19-Hydroxy-sarmentogenin (3) is an aglycon of 19-hydroxy-sarmentogenin-3β-O-β-6-deoxyguloside (2), a cytotoxic cardenolide carbohydrate. The cardenolide family is structurally characterized by the oxygenated steroidal skeleton, which is composed of cis-fused AB- and CD-ring and β-oriented C17-butenolide. To establish a unified synthetic route to the oxygenated cardenolides, we selected 3 as the initial synthetic target. Here we report a total synthesis of 3. For efficient construction of the oxygenated steroidal structure of 3, the new convergent strategy was designed. Specifically, the functionalized AB-ring 4 and the D-ring 5 were coupled via the acetal coupling under the mild conditions, affording bromoacetal 6. The C9-11 bond of 20 was stereoselectively formed through 6-membered ring cyclization of the C11-carbon radical that was generated by treating 6 with (TMS)_3SiH and Et_3B. Then the regio- and stereoselective aldol reaction of 7 by using KN(TMS)_2 at 60 ℃ gave rise to the oxygenated steroidal structure 8a as a sole product out of the eight possible steroidal structures 8a〜h. 19-Hydroxy-sarmentgenin (3) was synthesized from 8a.
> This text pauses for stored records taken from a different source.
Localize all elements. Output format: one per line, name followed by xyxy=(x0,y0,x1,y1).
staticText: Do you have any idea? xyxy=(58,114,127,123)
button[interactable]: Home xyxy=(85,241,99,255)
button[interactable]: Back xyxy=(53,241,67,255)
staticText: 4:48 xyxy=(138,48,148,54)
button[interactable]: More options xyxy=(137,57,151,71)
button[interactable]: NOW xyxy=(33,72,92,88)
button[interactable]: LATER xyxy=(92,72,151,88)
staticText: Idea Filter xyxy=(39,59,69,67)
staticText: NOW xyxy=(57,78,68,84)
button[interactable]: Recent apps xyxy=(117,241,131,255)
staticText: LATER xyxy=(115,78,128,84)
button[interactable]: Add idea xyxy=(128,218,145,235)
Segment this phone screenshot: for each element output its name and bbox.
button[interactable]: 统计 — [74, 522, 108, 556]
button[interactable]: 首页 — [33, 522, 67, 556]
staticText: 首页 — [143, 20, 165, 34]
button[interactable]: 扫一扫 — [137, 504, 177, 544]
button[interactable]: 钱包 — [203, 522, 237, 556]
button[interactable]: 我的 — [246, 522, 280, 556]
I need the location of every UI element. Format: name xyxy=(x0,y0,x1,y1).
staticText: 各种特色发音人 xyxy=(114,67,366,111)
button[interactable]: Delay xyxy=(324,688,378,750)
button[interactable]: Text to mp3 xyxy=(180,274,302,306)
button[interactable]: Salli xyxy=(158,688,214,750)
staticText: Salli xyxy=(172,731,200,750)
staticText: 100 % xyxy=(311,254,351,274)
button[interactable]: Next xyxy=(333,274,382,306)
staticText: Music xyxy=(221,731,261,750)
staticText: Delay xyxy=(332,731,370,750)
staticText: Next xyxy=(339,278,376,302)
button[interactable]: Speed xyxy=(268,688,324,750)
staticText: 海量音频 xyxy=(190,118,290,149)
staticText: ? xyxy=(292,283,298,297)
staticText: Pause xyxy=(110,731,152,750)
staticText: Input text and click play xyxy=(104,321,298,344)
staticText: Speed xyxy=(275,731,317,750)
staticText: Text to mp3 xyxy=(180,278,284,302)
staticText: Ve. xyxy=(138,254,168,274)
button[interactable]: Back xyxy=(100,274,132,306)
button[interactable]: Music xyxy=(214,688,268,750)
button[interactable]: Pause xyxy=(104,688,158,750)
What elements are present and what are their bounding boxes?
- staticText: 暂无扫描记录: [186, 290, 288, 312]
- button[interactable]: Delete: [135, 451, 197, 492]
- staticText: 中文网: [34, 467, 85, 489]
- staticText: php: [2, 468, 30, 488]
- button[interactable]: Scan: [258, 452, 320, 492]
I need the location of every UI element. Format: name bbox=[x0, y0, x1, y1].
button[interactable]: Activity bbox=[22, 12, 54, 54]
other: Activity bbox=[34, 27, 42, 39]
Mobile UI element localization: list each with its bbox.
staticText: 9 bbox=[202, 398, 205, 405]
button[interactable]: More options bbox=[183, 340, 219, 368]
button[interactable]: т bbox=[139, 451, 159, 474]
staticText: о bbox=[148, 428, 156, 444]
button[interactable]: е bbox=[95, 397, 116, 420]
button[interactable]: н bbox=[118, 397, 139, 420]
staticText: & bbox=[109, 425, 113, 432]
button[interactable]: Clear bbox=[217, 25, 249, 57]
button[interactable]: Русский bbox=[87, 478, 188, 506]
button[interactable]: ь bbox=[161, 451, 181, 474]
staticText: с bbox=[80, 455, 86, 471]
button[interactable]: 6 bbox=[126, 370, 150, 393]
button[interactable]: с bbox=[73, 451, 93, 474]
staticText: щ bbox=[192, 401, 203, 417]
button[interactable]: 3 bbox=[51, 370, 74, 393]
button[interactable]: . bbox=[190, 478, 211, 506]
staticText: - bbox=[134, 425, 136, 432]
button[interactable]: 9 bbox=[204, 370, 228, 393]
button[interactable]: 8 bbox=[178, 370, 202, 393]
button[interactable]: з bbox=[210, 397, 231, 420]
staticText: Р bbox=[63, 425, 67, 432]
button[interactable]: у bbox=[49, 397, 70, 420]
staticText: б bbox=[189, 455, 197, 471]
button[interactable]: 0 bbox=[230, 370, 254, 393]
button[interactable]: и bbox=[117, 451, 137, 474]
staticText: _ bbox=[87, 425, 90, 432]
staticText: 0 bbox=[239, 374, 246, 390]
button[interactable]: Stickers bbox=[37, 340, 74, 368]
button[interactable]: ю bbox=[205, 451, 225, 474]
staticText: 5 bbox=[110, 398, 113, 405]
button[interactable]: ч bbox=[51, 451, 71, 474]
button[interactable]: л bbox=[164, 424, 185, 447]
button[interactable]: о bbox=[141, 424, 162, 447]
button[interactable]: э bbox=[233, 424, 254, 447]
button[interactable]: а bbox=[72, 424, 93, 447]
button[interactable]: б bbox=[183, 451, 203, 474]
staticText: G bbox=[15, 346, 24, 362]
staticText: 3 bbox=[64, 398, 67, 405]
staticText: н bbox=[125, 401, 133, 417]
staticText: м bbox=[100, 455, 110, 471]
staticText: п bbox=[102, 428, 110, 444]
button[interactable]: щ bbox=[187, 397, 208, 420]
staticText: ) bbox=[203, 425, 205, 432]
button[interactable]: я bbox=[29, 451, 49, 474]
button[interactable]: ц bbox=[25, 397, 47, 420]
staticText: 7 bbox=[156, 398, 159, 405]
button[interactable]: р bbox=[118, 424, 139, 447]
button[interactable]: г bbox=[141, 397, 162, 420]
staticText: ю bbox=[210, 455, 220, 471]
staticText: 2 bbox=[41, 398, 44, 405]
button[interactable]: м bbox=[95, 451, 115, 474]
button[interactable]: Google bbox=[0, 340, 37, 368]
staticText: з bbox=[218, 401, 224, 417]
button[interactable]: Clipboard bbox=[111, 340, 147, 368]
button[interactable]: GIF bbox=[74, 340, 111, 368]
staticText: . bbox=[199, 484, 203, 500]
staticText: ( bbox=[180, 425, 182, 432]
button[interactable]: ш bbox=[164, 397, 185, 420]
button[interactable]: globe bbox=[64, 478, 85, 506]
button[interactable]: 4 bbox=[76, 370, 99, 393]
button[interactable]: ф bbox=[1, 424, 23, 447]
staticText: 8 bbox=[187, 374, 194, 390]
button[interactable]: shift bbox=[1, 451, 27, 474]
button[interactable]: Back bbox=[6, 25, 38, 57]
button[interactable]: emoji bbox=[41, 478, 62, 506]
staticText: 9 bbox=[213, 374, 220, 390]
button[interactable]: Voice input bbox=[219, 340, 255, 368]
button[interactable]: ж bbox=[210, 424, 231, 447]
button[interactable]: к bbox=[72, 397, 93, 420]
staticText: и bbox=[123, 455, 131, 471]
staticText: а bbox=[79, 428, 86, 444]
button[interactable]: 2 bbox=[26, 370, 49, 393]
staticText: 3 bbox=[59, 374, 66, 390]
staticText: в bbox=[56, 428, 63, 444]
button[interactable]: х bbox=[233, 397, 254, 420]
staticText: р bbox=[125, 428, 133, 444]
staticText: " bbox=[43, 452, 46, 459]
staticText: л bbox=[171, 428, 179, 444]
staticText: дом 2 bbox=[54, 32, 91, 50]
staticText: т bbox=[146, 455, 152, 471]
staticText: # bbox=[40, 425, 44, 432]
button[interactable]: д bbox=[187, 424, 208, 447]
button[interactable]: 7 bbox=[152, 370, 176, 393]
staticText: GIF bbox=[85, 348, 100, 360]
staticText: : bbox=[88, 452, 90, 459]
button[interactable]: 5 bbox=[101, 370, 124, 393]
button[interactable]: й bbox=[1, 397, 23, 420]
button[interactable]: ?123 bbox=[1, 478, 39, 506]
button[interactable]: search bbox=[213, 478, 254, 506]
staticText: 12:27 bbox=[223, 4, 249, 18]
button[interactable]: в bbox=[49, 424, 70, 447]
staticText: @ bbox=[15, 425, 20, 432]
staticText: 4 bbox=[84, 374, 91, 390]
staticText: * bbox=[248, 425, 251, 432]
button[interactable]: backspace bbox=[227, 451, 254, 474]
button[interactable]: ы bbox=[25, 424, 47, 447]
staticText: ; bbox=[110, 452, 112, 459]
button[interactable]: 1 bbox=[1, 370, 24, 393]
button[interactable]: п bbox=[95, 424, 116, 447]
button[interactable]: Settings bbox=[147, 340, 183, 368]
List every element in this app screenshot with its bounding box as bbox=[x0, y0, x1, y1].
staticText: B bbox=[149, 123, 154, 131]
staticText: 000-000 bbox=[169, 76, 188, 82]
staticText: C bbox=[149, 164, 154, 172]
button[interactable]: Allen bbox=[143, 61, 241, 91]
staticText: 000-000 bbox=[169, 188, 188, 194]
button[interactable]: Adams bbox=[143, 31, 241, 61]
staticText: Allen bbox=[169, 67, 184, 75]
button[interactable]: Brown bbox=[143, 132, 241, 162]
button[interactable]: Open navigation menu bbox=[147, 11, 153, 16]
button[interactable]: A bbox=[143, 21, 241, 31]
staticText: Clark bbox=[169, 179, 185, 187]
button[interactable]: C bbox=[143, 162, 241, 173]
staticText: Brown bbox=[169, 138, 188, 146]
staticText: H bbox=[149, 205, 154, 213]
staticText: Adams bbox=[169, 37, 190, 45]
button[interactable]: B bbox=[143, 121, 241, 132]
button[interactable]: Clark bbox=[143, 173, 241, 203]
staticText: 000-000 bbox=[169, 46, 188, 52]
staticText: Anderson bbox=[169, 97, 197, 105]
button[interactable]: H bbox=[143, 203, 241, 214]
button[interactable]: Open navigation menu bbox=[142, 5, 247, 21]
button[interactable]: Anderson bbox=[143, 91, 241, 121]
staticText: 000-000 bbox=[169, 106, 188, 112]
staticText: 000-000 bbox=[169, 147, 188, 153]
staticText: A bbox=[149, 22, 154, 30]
Nine-step sequence from 8a, including deoxygenation of the C7-oxygen functionality and oxidative cleavage of the vinyl ether, resulted in formation of 28. The Cll-ketone of 28 was reduced to the alcohol under the Birch conditions to afford 29 as a single isomer. After the C17-ketone was converted to the vinyl iodide 30, the C17-butenolide was installed by the Cu-accelerated Stale coupling to provide 32. Stereoselective hydrogenation of the C16-17 double bond of 34 generated the desired C17 stereocenter. Finally, the global deprotection delivered the target product 3.